There are many voice activated devices to help us in the home and at work, including Google Assistant, Alexa from Amazon, Siri from Apple and Cortana from Microsoft.
Strategy Analytics predicted that in Q4 2017 that smart speakers would reach 12 million units world wide and so 24 million for all of 2017.
Google unveiled their voice controlled Assistant in May 2016 which is an upgrade of Google Now and they have built upon the “OK Google” voice controls but how much can these voice activated devices really help us?
Some of us take our health for granted. One day I woke up and had blurry vision out of my good eye. I could not see my screen very well to read or do work, but luckily this was just temporary. However, RNIB states that in the UK, there are over 2 million people living with sight loss. This number is expected to rise to nearly 4 million by 2050.
But what is being done in terms of voice search to help these people access the internet?
I thought voice search would open up the world of the internet to more people who due to a disability or visual impairness could not use it. I thought older family members who have a hard time seeing clearly could use Voice Search. But who is using it?

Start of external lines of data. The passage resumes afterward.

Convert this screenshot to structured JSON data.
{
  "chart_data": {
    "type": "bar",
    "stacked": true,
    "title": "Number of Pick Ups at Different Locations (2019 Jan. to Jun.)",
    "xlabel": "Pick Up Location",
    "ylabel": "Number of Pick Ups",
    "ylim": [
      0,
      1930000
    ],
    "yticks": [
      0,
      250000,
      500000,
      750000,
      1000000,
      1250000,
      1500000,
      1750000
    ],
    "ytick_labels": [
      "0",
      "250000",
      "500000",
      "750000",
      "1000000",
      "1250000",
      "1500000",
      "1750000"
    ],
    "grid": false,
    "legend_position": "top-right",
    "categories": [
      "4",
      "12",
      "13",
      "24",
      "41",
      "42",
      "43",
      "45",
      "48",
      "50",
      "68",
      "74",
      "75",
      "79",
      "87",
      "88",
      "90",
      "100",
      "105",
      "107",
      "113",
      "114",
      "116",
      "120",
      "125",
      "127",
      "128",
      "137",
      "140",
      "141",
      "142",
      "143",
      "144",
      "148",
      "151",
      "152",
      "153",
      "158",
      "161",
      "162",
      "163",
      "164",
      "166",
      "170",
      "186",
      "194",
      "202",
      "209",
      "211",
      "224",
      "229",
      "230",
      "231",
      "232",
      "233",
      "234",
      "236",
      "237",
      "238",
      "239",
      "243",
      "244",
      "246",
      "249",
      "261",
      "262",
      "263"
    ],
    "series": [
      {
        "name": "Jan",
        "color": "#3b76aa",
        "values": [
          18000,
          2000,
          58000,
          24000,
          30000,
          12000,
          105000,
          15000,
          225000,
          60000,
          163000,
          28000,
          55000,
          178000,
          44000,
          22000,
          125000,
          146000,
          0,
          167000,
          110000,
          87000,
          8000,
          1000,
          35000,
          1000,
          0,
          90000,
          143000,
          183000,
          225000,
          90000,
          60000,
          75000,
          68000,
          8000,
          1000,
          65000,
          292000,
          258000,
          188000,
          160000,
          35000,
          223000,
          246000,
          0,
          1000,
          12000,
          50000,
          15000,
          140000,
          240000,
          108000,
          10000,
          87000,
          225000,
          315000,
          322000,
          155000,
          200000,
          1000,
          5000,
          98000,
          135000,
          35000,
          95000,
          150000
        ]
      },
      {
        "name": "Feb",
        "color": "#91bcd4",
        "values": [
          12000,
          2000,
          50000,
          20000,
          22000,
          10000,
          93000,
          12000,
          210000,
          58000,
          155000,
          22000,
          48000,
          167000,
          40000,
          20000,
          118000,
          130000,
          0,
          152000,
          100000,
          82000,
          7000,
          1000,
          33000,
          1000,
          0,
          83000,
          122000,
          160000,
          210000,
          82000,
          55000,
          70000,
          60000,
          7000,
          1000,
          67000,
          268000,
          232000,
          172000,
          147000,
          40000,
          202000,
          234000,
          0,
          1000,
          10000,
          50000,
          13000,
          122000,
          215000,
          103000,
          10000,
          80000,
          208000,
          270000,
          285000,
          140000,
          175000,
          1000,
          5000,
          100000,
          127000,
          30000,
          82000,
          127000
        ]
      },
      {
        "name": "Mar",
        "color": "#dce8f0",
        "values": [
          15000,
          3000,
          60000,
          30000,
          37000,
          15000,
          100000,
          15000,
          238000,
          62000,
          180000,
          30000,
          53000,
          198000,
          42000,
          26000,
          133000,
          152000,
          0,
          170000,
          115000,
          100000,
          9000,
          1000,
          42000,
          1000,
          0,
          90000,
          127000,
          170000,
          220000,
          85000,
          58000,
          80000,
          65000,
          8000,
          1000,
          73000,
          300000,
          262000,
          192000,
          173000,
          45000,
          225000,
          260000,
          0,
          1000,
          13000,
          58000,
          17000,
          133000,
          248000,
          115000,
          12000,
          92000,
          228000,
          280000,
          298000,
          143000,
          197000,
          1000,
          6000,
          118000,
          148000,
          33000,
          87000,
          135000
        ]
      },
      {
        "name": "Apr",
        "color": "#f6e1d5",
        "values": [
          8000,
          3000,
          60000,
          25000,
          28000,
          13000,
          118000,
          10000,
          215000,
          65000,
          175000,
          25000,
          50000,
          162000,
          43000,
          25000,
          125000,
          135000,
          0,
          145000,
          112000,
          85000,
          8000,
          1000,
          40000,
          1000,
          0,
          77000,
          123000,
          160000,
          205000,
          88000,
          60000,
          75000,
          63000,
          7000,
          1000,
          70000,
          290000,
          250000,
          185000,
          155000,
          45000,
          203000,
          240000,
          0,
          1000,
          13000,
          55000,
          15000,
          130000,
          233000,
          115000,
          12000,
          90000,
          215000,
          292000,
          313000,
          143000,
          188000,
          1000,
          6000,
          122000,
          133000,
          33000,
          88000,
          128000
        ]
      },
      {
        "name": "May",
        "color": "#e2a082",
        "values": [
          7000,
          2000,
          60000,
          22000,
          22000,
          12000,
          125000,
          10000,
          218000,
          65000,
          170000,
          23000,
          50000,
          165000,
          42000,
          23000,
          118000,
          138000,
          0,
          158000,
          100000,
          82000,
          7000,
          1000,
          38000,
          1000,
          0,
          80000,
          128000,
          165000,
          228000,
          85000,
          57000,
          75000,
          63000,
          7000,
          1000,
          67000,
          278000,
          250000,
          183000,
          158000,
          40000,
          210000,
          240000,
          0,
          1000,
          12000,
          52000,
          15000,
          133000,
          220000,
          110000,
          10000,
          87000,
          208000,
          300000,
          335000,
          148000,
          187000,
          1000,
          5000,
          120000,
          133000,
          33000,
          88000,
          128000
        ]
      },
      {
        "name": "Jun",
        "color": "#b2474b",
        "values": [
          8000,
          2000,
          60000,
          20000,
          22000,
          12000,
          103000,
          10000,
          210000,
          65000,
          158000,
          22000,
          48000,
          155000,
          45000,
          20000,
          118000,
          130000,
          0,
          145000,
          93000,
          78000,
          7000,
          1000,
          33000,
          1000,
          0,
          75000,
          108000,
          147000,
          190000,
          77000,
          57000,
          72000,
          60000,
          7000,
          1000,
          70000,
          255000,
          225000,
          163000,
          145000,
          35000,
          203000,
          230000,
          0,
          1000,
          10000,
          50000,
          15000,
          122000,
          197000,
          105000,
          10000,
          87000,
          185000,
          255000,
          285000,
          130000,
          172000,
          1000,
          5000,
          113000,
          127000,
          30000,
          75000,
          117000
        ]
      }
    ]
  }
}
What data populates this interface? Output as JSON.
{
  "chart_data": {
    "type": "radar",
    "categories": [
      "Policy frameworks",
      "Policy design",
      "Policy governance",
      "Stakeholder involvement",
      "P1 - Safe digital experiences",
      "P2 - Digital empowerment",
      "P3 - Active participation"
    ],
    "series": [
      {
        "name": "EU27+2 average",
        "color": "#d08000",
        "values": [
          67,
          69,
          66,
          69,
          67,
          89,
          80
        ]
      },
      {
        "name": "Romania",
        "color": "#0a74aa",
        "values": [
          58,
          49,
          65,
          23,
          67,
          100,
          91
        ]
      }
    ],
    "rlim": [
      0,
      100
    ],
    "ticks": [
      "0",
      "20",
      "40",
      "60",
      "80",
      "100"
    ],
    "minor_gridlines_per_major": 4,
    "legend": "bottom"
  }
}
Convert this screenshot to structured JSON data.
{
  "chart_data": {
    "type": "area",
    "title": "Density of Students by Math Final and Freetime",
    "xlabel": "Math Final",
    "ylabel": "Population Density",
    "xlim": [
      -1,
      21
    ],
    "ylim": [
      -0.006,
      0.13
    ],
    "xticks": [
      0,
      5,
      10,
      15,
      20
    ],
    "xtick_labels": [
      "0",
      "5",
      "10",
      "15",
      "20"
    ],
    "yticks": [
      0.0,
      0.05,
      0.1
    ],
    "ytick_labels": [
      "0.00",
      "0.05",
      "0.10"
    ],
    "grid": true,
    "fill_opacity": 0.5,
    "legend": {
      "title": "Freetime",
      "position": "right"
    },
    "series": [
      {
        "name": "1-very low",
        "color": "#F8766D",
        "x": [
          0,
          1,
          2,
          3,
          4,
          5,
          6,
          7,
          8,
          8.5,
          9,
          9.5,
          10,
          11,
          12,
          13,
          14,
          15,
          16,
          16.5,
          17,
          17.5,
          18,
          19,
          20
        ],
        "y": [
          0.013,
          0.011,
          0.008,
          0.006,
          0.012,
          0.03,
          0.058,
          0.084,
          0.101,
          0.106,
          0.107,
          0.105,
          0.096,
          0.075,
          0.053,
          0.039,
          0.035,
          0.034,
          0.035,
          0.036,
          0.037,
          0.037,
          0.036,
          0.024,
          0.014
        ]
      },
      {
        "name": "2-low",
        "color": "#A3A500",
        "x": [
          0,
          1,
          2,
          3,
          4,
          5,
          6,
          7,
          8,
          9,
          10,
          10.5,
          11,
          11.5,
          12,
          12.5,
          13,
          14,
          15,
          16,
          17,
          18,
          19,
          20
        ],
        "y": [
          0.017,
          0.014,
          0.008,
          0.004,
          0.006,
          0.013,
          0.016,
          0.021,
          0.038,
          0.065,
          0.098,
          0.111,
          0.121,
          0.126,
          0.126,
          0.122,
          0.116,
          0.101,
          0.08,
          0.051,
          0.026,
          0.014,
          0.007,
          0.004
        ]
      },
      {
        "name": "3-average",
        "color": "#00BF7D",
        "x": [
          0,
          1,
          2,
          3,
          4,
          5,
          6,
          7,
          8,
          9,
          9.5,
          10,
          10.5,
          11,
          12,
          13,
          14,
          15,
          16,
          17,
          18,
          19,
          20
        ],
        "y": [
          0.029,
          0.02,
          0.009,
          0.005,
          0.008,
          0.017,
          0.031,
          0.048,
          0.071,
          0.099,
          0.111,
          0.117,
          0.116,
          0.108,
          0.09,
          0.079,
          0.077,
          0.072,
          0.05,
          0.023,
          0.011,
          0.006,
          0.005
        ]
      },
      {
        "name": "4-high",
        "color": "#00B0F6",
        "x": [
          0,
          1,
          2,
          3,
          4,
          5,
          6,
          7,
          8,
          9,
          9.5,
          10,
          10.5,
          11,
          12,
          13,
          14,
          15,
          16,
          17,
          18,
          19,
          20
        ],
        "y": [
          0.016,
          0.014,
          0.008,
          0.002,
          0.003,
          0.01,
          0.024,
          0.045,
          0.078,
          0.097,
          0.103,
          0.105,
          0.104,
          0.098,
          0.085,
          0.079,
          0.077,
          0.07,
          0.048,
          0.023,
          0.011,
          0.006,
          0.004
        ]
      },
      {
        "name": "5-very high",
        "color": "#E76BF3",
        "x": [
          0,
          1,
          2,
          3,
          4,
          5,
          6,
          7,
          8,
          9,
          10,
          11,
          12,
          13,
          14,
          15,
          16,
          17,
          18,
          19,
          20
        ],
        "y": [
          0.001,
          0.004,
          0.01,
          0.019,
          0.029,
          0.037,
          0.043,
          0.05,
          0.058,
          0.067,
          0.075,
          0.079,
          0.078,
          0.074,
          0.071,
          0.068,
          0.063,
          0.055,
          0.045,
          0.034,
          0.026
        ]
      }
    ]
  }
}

Who is Using Voice Search?
I don’t have the stats for the UK, but in the US, figures on TechCrunch from eMarketer.com show that the younger demographic, between 25 and 34 are using voice enabled digital assistants the most. They make up 26.3% of the users. In February last year, Amazon said that the sale of its Echo were up 9 times compared to the season before. However, these figures do not go into detail if these people are visually impaired or if they have hand mobility issues.